Je ne pense pas avoir eu une seule fois un moment de courage pour t'avouer la vérité, pour te dire que c'est moi le meurtrier. C'est moi qui ai tué ta mère ! Je suis un meurtrier Jem, un assassin ! Pas une personne bien, pas une personne de confiance ! J'ai essayé plusieurs fois de te le dire mais plus je te voyais, plus je me disais que c'était moi qui t'avais infligé ça. Cette tristesse, cette mélancolie, cette douleur... Je ne pouvais plus me regarder sans vouloir me taper, me faire payer ta souffrance. Quand je me rappelle de tout ça, j'ai envie de vomir.

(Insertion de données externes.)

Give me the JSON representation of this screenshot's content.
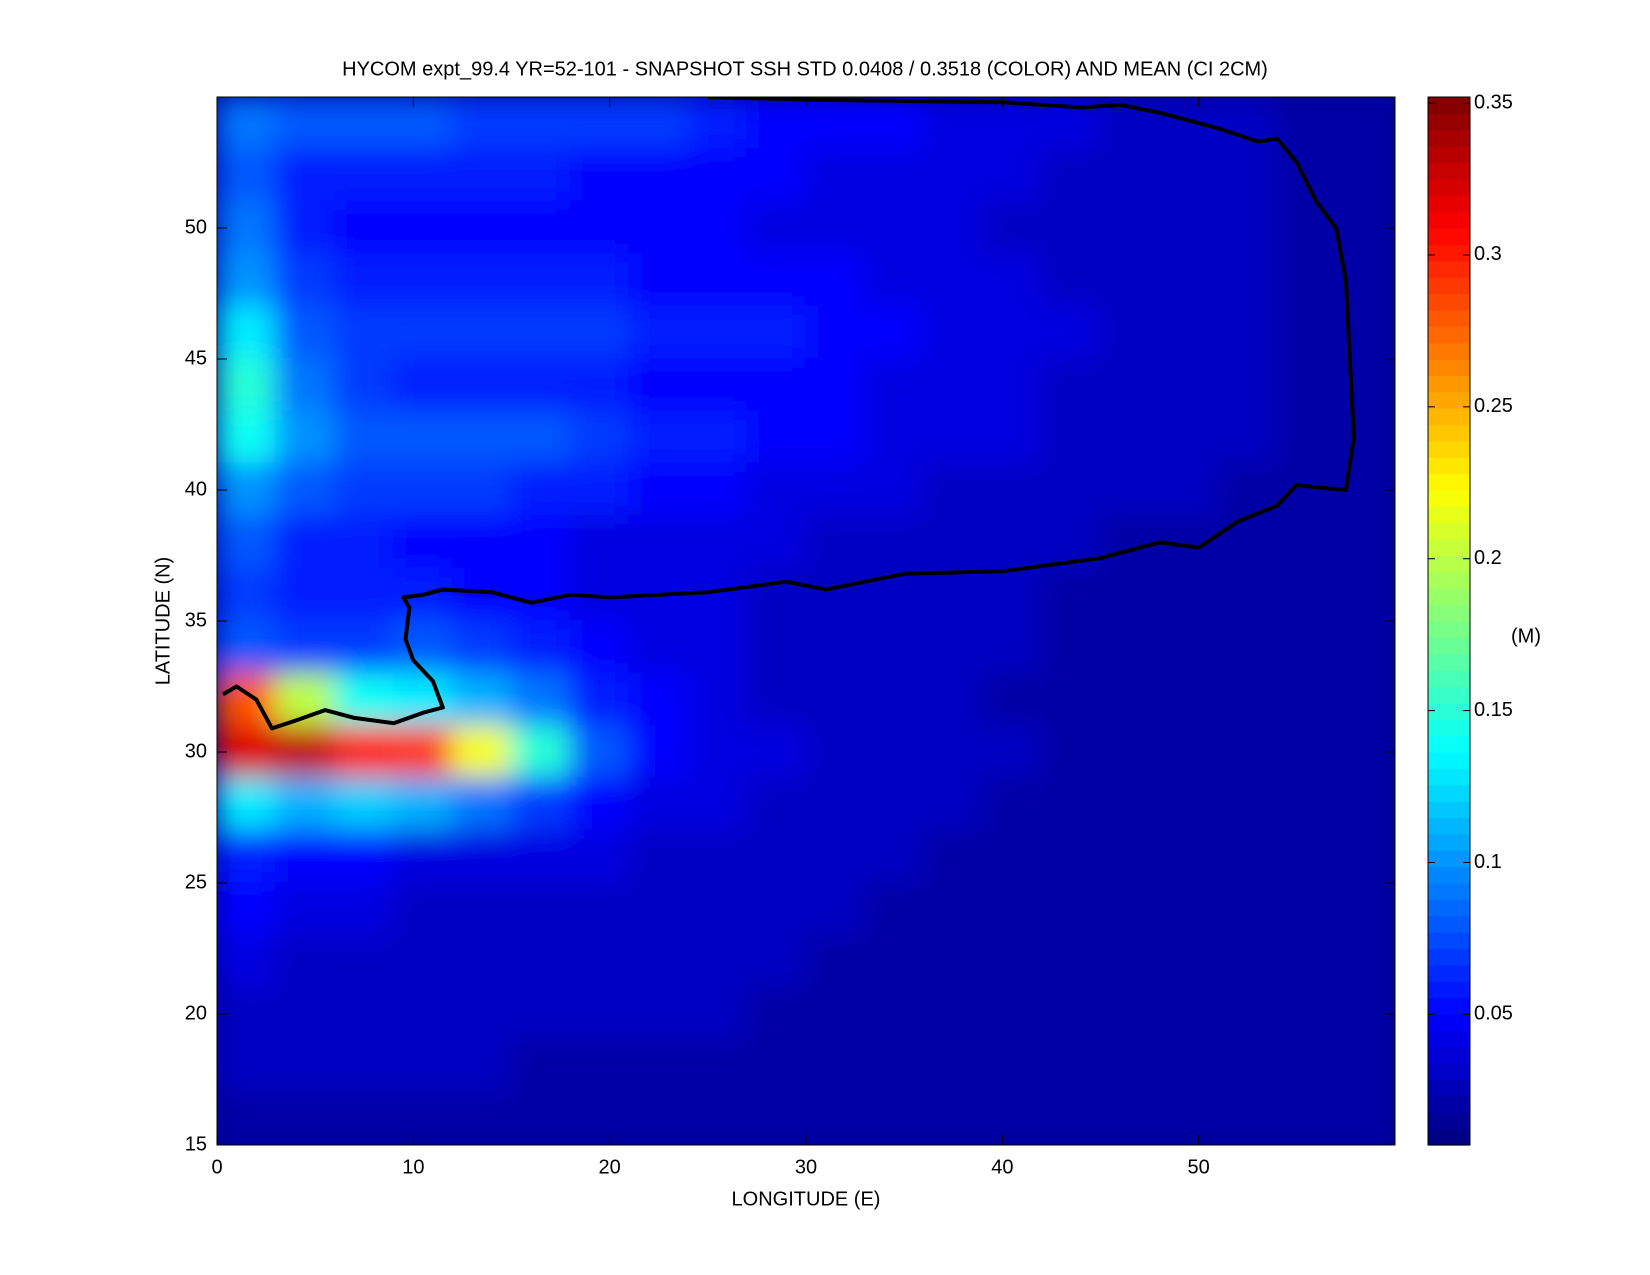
{
  "chart_data": {
    "type": "heatmap",
    "title": "HYCOM expt_99.4 YR=52-101 - SNAPSHOT SSH STD 0.0408 / 0.3518 (COLOR) AND MEAN (CI 2CM)",
    "x_label": "LONGITUDE (E)",
    "y_label": "LATITUDE (N)",
    "xlim": [
      0,
      60
    ],
    "ylim": [
      15,
      55
    ],
    "xticks": [
      0,
      10,
      20,
      30,
      40,
      50
    ],
    "yticks": [
      15,
      20,
      25,
      30,
      35,
      40,
      45,
      50
    ],
    "colormap": "jet",
    "x": [
      1.5,
      4.5,
      7.5,
      10.5,
      13.5,
      16.5,
      19.5,
      22.5,
      25.5,
      28.5,
      31.5,
      34.5,
      37.5,
      40.5,
      43.5,
      46.5,
      49.5,
      52.5,
      55.5,
      58.5
    ],
    "y": [
      54,
      52,
      50,
      48,
      46,
      44,
      42,
      40,
      38,
      36,
      34,
      32,
      30,
      28,
      26,
      24,
      22,
      20,
      18,
      16
    ],
    "z": [
      [
        0.09,
        0.08,
        0.08,
        0.08,
        0.07,
        0.07,
        0.07,
        0.07,
        0.06,
        0.05,
        0.05,
        0.05,
        0.04,
        0.04,
        0.04,
        0.03,
        0.03,
        0.03,
        0.02,
        0.02
      ],
      [
        0.08,
        0.06,
        0.06,
        0.06,
        0.06,
        0.06,
        0.05,
        0.05,
        0.05,
        0.05,
        0.04,
        0.04,
        0.04,
        0.04,
        0.03,
        0.03,
        0.03,
        0.03,
        0.02,
        0.02
      ],
      [
        0.09,
        0.06,
        0.05,
        0.05,
        0.05,
        0.05,
        0.05,
        0.05,
        0.05,
        0.04,
        0.04,
        0.04,
        0.04,
        0.03,
        0.03,
        0.03,
        0.03,
        0.03,
        0.02,
        0.02
      ],
      [
        0.1,
        0.07,
        0.06,
        0.06,
        0.06,
        0.06,
        0.06,
        0.05,
        0.05,
        0.05,
        0.05,
        0.04,
        0.04,
        0.04,
        0.03,
        0.03,
        0.03,
        0.03,
        0.02,
        0.02
      ],
      [
        0.13,
        0.08,
        0.07,
        0.07,
        0.07,
        0.07,
        0.07,
        0.06,
        0.06,
        0.06,
        0.05,
        0.05,
        0.04,
        0.04,
        0.04,
        0.03,
        0.03,
        0.03,
        0.02,
        0.02
      ],
      [
        0.15,
        0.09,
        0.07,
        0.06,
        0.06,
        0.06,
        0.06,
        0.05,
        0.05,
        0.05,
        0.05,
        0.04,
        0.04,
        0.04,
        0.03,
        0.03,
        0.03,
        0.03,
        0.02,
        0.02
      ],
      [
        0.14,
        0.1,
        0.08,
        0.08,
        0.08,
        0.08,
        0.07,
        0.06,
        0.06,
        0.05,
        0.05,
        0.04,
        0.04,
        0.04,
        0.03,
        0.03,
        0.03,
        0.03,
        0.02,
        0.02
      ],
      [
        0.1,
        0.08,
        0.07,
        0.07,
        0.07,
        0.06,
        0.06,
        0.05,
        0.05,
        0.04,
        0.04,
        0.04,
        0.03,
        0.03,
        0.03,
        0.03,
        0.03,
        0.02,
        0.02,
        0.02
      ],
      [
        0.08,
        0.06,
        0.06,
        0.05,
        0.05,
        0.05,
        0.04,
        0.04,
        0.04,
        0.04,
        0.03,
        0.03,
        0.03,
        0.03,
        0.03,
        0.02,
        0.02,
        0.02,
        0.02,
        0.02
      ],
      [
        0.07,
        0.06,
        0.06,
        0.06,
        0.05,
        0.05,
        0.04,
        0.04,
        0.04,
        0.03,
        0.03,
        0.03,
        0.03,
        0.03,
        0.02,
        0.02,
        0.02,
        0.02,
        0.02,
        0.02
      ],
      [
        0.08,
        0.07,
        0.07,
        0.08,
        0.07,
        0.06,
        0.05,
        0.04,
        0.04,
        0.03,
        0.03,
        0.03,
        0.03,
        0.03,
        0.02,
        0.02,
        0.02,
        0.02,
        0.02,
        0.02
      ],
      [
        0.28,
        0.2,
        0.14,
        0.13,
        0.11,
        0.09,
        0.06,
        0.05,
        0.04,
        0.03,
        0.03,
        0.03,
        0.03,
        0.02,
        0.02,
        0.02,
        0.02,
        0.02,
        0.02,
        0.02
      ],
      [
        0.32,
        0.33,
        0.3,
        0.29,
        0.22,
        0.15,
        0.08,
        0.05,
        0.04,
        0.04,
        0.03,
        0.03,
        0.03,
        0.03,
        0.02,
        0.02,
        0.02,
        0.02,
        0.02,
        0.02
      ],
      [
        0.13,
        0.11,
        0.12,
        0.11,
        0.09,
        0.07,
        0.05,
        0.04,
        0.04,
        0.03,
        0.03,
        0.03,
        0.03,
        0.02,
        0.02,
        0.02,
        0.02,
        0.02,
        0.02,
        0.02
      ],
      [
        0.06,
        0.05,
        0.05,
        0.04,
        0.04,
        0.04,
        0.04,
        0.03,
        0.03,
        0.03,
        0.03,
        0.03,
        0.02,
        0.02,
        0.02,
        0.02,
        0.02,
        0.02,
        0.02,
        0.02
      ],
      [
        0.05,
        0.04,
        0.04,
        0.03,
        0.03,
        0.03,
        0.03,
        0.03,
        0.03,
        0.03,
        0.03,
        0.02,
        0.02,
        0.02,
        0.02,
        0.02,
        0.02,
        0.02,
        0.02,
        0.02
      ],
      [
        0.04,
        0.03,
        0.03,
        0.03,
        0.03,
        0.03,
        0.03,
        0.03,
        0.03,
        0.03,
        0.02,
        0.02,
        0.02,
        0.02,
        0.02,
        0.02,
        0.02,
        0.02,
        0.02,
        0.02
      ],
      [
        0.03,
        0.03,
        0.03,
        0.03,
        0.03,
        0.03,
        0.03,
        0.03,
        0.03,
        0.02,
        0.02,
        0.02,
        0.02,
        0.02,
        0.02,
        0.02,
        0.02,
        0.02,
        0.02,
        0.02
      ],
      [
        0.03,
        0.03,
        0.03,
        0.03,
        0.03,
        0.02,
        0.02,
        0.02,
        0.02,
        0.02,
        0.02,
        0.02,
        0.02,
        0.02,
        0.02,
        0.02,
        0.02,
        0.02,
        0.02,
        0.02
      ],
      [
        0.02,
        0.02,
        0.02,
        0.02,
        0.02,
        0.02,
        0.02,
        0.02,
        0.02,
        0.02,
        0.02,
        0.02,
        0.02,
        0.02,
        0.02,
        0.02,
        0.02,
        0.02,
        0.02,
        0.02
      ]
    ],
    "contour": {
      "x": [
        0.3,
        1,
        2,
        2.8,
        4,
        5.5,
        7,
        9,
        10.5,
        11.5,
        11,
        10,
        9.6,
        9.8,
        9.5,
        10.5,
        11.5,
        14,
        16,
        18,
        20,
        25,
        29,
        31,
        35,
        40,
        45,
        48,
        50,
        52,
        54,
        55,
        56,
        57.5,
        57.9,
        57.5,
        57,
        56,
        55,
        54,
        53,
        51,
        48,
        46,
        44,
        40,
        30,
        25
      ],
      "y": [
        32.2,
        32.5,
        32,
        30.9,
        31.2,
        31.6,
        31.3,
        31.1,
        31.5,
        31.7,
        32.7,
        33.5,
        34.3,
        35.5,
        35.9,
        36,
        36.2,
        36.1,
        35.7,
        36,
        35.9,
        36.1,
        36.5,
        36.2,
        36.8,
        36.9,
        37.4,
        38,
        37.8,
        38.8,
        39.4,
        40.2,
        40.1,
        40,
        42,
        48,
        50,
        51,
        52.5,
        53.4,
        53.3,
        53.8,
        54.4,
        54.7,
        54.6,
        54.8,
        54.9,
        55
      ]
    },
    "colorbar": {
      "label": "(M)",
      "clim": [
        0.007,
        0.352
      ],
      "ticks": [
        0.05,
        0.1,
        0.15,
        0.2,
        0.25,
        0.3,
        0.35
      ]
    }
  }
}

Je me souviens... Je revenais d'une soirée avec des amis. Je pense que je conduisais ma voiture car je me suis réveillé au volant après vous avoir percuté. Je ne me souviens pas si j'avais bu avant. Mes souvenirs reprennent après l'accident. Lorsque je me suis réveillé, j'ai constaté que la voiture était à l'arrêt et que mes amis étaient encore dedans. Je les ai tous déposés chez eux. Une chose m'intriguait mais je n'y fis pas attention : certains avaient des bleus ou des bosses. J'ai simplement pensé qu'ils avaient pu se bagarrer sous le coup de l'alcool. Tu connais bien les mecs qui nous accompagnaient. Finalement, je suis rentré chez moi.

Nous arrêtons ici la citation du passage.